PROLOGUE starts as a typical boy-meets-girl slice-of-life story, narrated by the author. It turns into something quite different, though the ending is alluded to early in the story. The final twist doesn't feel like a cop-out; instead, it turns the story on its head, using one cliche' to add depth and meaning to the cliche' we are initially presented with. ON THE BEACH is much more light-hearted, relating an anecdote about the author's experiences on a nude beach. Once again, the formal properties of the mini serve the story well, "exposing" more and more of the scene on the beach. It's an enormously clever use of the canvas, as it were, truly forcing the reader to engage the work and sparking their awareness of the comic as an object and delivery system.

TICK is formatted much like a calendar, which makes sense since page headers are months and several of the pages are gridded like a calendar. This is a story mostly told in images, with little dialogue. It's about a frustrated and clearly lonely artist who tosses aside his drawings for blueprints, creating a mechanical companion (which looks much like himself) run by a huge key that makes a ticking sound. "Tick" has a double meaning here--both the ticking of the automaton and the ticking of the clock as days pass by in frustration. There's a clever and unexpected twist in the story halfway through when the initial protagonist disappears and the automaton essentially lives his life in his place, biding his time until winter comes again. Ironically, winter proves to be a time of renewal for both characters.

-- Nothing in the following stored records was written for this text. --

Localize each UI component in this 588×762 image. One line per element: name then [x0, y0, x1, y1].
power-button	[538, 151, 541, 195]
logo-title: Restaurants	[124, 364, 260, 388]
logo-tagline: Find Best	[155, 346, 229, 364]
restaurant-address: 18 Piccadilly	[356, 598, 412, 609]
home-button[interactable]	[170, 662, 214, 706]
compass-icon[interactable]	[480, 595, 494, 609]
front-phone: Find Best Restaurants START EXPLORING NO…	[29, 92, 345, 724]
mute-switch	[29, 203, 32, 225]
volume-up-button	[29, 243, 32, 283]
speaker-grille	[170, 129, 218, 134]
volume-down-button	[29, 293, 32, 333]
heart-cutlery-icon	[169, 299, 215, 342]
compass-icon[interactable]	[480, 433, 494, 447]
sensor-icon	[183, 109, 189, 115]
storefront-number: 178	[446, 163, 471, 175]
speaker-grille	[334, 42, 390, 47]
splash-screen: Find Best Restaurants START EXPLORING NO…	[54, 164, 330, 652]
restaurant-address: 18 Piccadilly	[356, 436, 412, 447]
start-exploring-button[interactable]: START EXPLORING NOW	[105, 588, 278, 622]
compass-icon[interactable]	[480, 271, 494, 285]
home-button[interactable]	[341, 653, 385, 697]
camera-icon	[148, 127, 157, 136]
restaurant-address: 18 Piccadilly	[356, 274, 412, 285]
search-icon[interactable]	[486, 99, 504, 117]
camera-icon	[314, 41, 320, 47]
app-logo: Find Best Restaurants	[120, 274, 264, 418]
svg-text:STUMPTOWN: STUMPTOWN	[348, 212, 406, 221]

It's an interesting idea for a comic and ambiguous enough to support several different interpretations. The main character is obsessed with spring and trees, perhaps because he's unable to actually experience it. The months that pass with the automaton are cleverly designed; each panel is a day on a calendar, roughly, and there's a sense of jumbled and blurred time bubbling up as a series of moments. It's a comic about loneliness, separation, reconnection and the ways in which relationships can break apart--even one's own relationship with one's muse. Rubenstein's sense of composition is bold and daring, with the calendar format both a problem to solve and the solution to the problem all at once.

Rubenstein's main weakness as an artist is his line. His figures are stiff and he tends to overrender a bit, which is not unusual for a young artist. His character design is a bit limited at this point as well. His line is just not very lively at the moment; it has the precision of an illustrator rather than the fluidity of a cartoonist. After he's able to loosen up a bit, this will allow him to really play to his strengths: his understanding of composition, striking use of light & shadow contrast and empathy for his characters. It's why I enjoyed his smaller "Oubliette" comics more than TICK; they were more spontaneous and less labored over. As Rubenstein matures, hopefully he'll be able to maintain that spontaneity for his more ambitious projects.